Wednesday, March 4, 2020

Language and Religion

I am in the process of reading a short book (long article?) by an archaeologist, David Petts, Pagan and Christian:  Religious Change in Early Medieval Europe.

He raises the idea that liturgical language needs to be viewed differently than has been the usual way it is interpreted. For example, the use of Latin by the Church in western Europe up to the Reformation, despite most people, including priests, not understanding the language. I recall reading somewhere a few years back that the last place where Latin was a commonly used language was in a part of northern Italy in the 9th century. I would assume this was not the classical Latin I was taught in High School or university (most of which I have forgotten). Probably it was a vulgar Latin where much of the complex grammar of Cicero was flattened out and made more easily used in conversation. The last evidence of even this form of Latin dates from the 9th century.

David Petts's thesis is that holy or sacred languages such as Latin in the medieval church did not have the purpose of communication in the sense we use language today. This Latin was not used to communicate facts or ideas.
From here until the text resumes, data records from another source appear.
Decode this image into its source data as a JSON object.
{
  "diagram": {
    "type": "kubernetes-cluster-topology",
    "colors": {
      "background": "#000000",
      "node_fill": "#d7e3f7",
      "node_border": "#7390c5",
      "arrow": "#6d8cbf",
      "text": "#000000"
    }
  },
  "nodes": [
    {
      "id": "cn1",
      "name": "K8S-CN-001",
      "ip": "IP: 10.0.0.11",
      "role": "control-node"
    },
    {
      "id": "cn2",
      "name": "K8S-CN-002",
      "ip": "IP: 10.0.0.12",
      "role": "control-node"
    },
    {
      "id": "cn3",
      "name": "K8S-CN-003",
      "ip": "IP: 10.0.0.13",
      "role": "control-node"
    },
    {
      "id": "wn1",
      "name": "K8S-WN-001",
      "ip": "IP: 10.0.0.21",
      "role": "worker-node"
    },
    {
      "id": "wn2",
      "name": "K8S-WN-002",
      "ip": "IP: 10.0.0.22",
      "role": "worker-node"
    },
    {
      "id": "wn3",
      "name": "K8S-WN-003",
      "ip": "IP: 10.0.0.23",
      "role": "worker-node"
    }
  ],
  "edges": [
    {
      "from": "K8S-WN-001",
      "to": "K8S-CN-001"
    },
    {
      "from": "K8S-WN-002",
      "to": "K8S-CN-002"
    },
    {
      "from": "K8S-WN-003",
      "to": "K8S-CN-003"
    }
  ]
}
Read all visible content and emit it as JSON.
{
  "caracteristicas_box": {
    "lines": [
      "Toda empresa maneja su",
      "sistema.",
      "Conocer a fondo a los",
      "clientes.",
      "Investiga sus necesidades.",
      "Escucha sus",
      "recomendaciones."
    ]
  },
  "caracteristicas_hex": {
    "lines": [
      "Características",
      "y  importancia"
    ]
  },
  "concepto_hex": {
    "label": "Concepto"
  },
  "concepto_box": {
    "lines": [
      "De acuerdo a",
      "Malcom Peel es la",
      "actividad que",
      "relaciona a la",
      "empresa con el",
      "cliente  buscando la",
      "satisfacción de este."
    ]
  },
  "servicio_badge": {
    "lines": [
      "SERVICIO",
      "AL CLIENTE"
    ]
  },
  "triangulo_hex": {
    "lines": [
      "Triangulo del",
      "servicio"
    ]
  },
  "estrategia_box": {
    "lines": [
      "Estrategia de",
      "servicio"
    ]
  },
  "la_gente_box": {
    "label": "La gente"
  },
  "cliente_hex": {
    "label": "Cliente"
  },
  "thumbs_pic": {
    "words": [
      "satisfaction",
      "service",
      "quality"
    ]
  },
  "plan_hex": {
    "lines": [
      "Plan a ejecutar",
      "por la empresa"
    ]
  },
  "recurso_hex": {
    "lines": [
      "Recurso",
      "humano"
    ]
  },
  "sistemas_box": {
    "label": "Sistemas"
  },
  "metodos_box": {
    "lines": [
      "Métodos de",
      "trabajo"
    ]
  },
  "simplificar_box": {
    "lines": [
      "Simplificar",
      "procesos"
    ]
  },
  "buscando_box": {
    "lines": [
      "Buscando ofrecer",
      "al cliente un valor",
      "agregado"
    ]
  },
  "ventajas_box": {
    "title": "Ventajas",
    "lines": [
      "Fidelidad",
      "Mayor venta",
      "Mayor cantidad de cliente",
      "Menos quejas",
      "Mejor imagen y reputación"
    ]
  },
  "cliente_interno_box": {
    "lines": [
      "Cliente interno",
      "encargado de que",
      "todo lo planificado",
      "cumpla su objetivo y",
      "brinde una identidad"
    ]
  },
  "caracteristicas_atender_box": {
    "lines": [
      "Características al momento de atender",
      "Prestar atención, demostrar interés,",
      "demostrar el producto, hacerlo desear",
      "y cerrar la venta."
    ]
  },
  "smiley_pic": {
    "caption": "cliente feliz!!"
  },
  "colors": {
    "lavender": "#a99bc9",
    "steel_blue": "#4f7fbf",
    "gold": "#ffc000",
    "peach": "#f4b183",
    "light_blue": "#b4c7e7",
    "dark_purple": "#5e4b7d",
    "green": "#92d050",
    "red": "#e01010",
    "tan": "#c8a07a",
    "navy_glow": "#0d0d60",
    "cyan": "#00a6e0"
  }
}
Rather this Latin communicated the sense that listeners were now in the presence of the divine rather than the ordinary or secular world.  In one of the courses I teach, I have students read a description of the emotional impact of the Mass on late medieval hearers. Students almost universally are surprised that people attending could not understand the language, yet still seemed eager and even passionate about attending. The thesis that David Petts advances explains this passion for hearing an incomprehensible language. The language is not incomprehensible, but communicates on a deeper and emotional and spiritual level.